PROJECT SUMMARY The progressive decline in the function of adult stem cells is a major factor in the development of age-related conditions. Considering the increasing age of the overall human population, identifying strategies to prolong stem cell health is of major importance. Study of short-lived model systems has identified many potential limiting factors in the maintenance of stem cells, but has been unable to elucidate whether and how stem cell aging could be avoided altogether. We will leverage the negligibly senescent system S. mediterranea to reveal the regulation underlying this animal’s ability to maintain stem cell health seemingly indefinitely. We previously found that planarian stem cells employ a double layer of protection against transposons, whereas the shorter- lived differentiated cells retain only a single defense layer, suggesting that transposons could be a significant threat to stem cell maintenance. Further, loss of transposon silencing leads to rapid lethality in these otherwise long-lived animals. This project focuses on the role of transposon silencing and chromatin compaction in the resistance to aging phenotypes of planarian tissues. We intend to leverage our recent finding of stereotypic age-related markers in planarian differentiated cells to determine the role of various pathways in the progression of planarian aging. Aim 1 of this proposal seeks to elucidate whether changes in transposon levels or in chromatin regulation can change the rate of aging in planarian differentiated tissues. Aim 2 addresses the role of various transposon-related pathways in the indefinite maintenance of planarian stem cells. Aim 3 will determine whether there is a correlation between the lifespan of a planarian tissue type and its control of transposons. Furthermore, the genomic locations of age-related changes in chromatin modifications will be addressed. This project will provide new insights in the workings of a negligibly senescent system. Understanding of the mechanisms it employs in the long-term maintenance of its actively dividing stem cell population will provide new avenues to pursue in search for strategies to extend human stem cell health.

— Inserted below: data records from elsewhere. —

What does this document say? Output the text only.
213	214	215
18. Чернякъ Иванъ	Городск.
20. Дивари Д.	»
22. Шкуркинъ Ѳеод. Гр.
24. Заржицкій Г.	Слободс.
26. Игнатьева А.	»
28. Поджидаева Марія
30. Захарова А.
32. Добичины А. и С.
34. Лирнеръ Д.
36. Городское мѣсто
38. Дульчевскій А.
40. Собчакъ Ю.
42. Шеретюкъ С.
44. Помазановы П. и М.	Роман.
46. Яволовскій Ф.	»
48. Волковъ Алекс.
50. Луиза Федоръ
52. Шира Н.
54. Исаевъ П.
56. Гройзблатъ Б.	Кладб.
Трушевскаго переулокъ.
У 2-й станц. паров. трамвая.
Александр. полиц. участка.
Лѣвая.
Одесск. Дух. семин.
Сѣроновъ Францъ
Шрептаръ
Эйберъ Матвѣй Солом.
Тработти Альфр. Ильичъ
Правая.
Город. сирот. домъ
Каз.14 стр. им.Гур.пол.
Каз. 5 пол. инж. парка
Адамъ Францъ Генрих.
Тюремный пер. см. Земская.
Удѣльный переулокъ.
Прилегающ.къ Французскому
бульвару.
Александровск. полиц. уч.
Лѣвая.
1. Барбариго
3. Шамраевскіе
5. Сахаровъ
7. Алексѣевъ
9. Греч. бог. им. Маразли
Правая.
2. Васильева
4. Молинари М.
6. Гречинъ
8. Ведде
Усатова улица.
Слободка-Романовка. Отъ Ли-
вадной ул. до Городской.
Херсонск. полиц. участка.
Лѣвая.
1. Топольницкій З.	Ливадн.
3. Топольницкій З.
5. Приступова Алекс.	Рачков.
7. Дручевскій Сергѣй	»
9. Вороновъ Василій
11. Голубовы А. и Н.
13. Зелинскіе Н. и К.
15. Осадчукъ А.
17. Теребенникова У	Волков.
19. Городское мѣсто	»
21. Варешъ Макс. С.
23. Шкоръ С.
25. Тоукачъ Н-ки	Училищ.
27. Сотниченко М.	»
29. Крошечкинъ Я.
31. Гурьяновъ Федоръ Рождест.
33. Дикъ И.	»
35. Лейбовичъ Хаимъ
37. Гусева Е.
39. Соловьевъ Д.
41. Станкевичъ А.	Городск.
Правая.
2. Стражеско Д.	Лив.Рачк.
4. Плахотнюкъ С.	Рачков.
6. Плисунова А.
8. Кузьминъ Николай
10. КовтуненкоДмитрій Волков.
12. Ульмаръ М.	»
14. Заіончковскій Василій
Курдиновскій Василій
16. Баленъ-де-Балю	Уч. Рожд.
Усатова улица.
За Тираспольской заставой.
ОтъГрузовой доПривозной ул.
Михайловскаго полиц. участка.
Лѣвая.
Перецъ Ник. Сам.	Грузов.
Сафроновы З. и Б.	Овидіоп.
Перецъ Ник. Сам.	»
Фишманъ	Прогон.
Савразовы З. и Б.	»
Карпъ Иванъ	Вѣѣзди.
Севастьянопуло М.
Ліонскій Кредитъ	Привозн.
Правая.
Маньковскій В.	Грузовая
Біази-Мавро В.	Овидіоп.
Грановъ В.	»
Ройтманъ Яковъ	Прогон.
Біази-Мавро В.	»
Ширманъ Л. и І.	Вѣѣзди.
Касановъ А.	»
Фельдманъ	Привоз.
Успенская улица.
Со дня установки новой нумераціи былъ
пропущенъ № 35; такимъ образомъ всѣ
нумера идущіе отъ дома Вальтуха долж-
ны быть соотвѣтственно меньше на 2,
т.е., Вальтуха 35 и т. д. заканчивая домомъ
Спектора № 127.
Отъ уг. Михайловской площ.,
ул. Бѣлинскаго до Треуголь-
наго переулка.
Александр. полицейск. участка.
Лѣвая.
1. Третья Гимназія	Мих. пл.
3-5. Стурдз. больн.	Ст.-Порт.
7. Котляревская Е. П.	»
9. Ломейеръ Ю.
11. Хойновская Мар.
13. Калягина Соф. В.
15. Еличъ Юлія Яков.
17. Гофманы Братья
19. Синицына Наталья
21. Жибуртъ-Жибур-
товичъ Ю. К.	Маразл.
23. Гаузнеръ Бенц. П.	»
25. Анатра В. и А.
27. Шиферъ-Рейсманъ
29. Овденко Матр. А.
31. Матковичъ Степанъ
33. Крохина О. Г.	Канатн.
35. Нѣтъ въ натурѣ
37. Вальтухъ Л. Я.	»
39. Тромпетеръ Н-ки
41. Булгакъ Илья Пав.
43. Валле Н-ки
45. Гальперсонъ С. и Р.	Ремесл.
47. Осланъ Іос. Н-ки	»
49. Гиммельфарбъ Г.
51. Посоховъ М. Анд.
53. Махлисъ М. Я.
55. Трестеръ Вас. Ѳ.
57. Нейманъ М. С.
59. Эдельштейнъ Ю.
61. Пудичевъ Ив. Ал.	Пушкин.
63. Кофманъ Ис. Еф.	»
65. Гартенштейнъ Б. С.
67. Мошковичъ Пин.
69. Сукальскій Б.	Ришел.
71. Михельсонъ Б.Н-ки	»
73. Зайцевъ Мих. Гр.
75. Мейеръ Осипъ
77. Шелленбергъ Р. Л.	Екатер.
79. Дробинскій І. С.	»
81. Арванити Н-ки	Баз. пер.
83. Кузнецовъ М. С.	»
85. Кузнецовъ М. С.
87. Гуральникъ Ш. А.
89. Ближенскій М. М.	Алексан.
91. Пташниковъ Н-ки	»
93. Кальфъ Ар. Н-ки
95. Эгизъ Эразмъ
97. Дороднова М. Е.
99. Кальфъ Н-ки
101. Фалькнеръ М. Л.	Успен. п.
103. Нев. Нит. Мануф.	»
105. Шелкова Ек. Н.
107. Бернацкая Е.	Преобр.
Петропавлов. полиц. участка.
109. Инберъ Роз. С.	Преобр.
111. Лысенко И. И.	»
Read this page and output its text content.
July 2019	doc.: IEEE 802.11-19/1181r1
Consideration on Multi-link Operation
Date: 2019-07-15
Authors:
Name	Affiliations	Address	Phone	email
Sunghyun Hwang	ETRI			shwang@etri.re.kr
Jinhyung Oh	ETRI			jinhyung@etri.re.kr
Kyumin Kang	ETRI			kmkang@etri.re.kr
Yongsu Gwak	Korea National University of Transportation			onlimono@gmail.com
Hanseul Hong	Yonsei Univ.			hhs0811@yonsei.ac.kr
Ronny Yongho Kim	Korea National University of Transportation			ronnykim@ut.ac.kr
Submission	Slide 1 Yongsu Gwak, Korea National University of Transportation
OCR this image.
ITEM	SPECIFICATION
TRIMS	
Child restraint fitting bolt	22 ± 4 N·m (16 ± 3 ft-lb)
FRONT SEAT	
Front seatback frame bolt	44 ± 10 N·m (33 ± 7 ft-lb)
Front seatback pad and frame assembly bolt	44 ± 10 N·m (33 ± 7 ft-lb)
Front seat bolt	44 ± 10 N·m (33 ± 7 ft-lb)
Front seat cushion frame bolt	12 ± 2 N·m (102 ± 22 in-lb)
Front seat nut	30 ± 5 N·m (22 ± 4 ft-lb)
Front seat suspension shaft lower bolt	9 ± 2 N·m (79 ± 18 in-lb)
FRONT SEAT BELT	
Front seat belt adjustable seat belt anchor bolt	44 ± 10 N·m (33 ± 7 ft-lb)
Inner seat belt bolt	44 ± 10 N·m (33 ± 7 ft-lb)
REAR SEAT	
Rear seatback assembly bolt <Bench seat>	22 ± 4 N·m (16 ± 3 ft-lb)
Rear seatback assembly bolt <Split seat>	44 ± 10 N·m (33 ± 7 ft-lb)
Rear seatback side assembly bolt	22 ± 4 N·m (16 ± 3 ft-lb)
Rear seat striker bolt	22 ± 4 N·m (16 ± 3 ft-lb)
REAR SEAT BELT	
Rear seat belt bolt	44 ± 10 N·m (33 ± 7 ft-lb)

项目摘要 成体干细胞功能的进行性下降是年龄相关性干细胞发育的主要因素。 条件考虑到整个人口的年龄不断增加， 干细胞健康至关重要。对短寿命模型系统的研究已经确定了许多潜在的 限制因素在维持干细胞，但一直无法阐明是否以及如何干细胞 老化是可以完全避免的。我们将利用可忽略的衰老系统S。Mediterranea显示 这种动物维持干细胞健康的能力似乎是无限期的。我们之前 发现真涡虫干细胞对转座子有双层保护，而短- 活的分化细胞只保留一个单一的防御层，这表明转座子可能是一个重要的基因。 对干细胞维持的威胁。此外，转座子沉默的丧失导致这些其他基因中的快速致死性。 长寿的动物该项目的重点是转座子沉默和染色质压缩在细胞凋亡中的作用。 对真涡虫组织的老化表型的抵抗力。我们打算利用我们最近发现的刻板印象 年龄相关的标志物，以确定各种途径的作用， Planarian老化的进展。本提案的目标1旨在阐明转座子水平的变化是否 或在染色质调节中的作用可以改变真涡虫分化组织的衰老速率。目标2针对 各种转座子相关途径在无限期维持真涡虫干细胞中的作用。目标3将 确定是否有一个真涡虫组织类型的寿命和它的控制之间的相关性 转座子此外，年龄相关的染色质修饰变化的基因组位置将是 处理。 这个项目将提供一个可忽略的衰老系统的运作新的见解。理解 它在长期维持其活跃分裂的干细胞群体中所采用的机制将提供 在寻求延长人类干细胞健康的战略方面寻求新的途径。